Though it might sound like science fiction, it's not—Google's patent application describes in squeamish detail the process of swapping out the natural lens in a human's eye with an electronic implant. And there's more than one way to go about it. Optometrists could opt to use a "sharpened edge, a surgical laser, or some other means" to cut through one more membranes surrounding the lens.

Google Eyeball Drawing Patent

Once the natural lens has been cut and removed (through suction), the process involves injecting fluid into the eye's natural lens capsule. Google's fancy intra-ocular device would be positioned within the fluid, which would then solidify to form a coupling between the lens capsule and the electronic device.

Google's vision (excuse the pun) for such a surgery is to restore poor eyesight and reverse the effects of congenital and/or degenerative eye disease, but that's only the tip of the iceberg. This is complex piece of electronics that Google is talking about, one that could evolve to offer some truly sci-fi level stuff.
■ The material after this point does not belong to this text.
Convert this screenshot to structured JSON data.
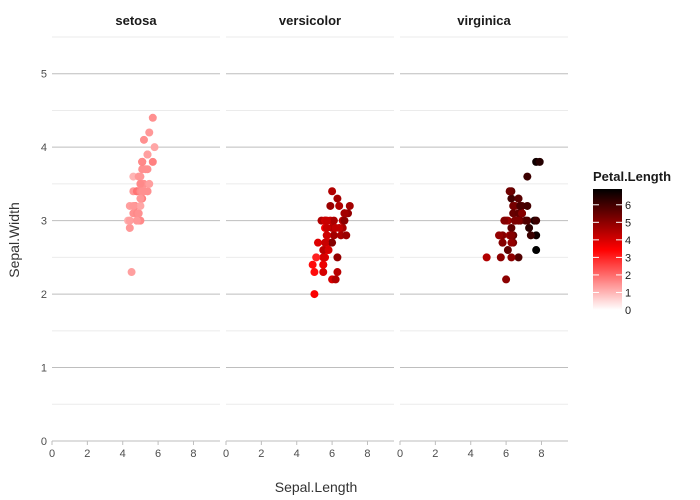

Google Eye Injection Patent

Even as currently outlined, it's pretty high tech. There's a integrated energy harvesting antenna that would keep the battery charged by tapping into and pulling juice from wireless power transmissions (wireless charging, in other words). There's also data storage and various other components inside the implant.
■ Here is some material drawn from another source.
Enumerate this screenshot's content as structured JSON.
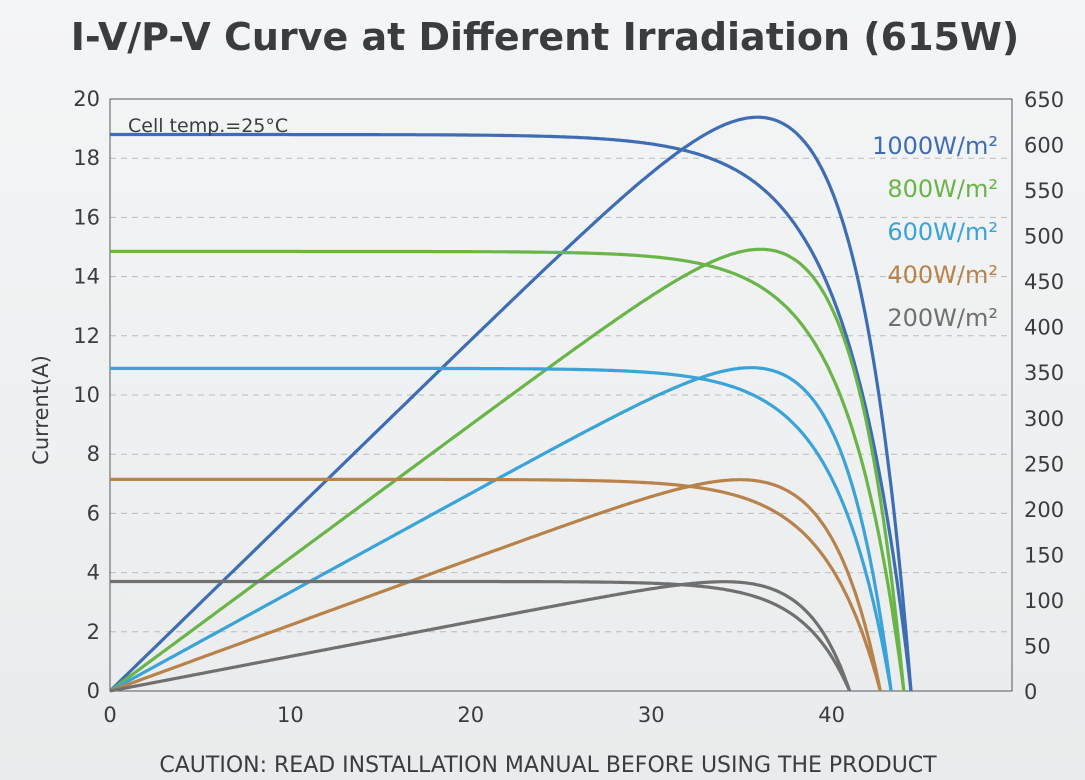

The mind runs wild with future possibilities, especially considering Google's history in the tech sector. Google's filed patent applications in the past for smart contact lenses, ones that would help people with diabetes detect glucose levels and another that would provide various fitness tracking, as well as read barcodes.

Take it a step further and imagine being able to zoom in on a distant object or store data about different locations. Shrinking Google Glass down into an injectable electronic device brings up some interesting use-case scenarios.

Of course, we're getting way ahead of ourselves here. At present, this is just a patent, not all of which come to fruition.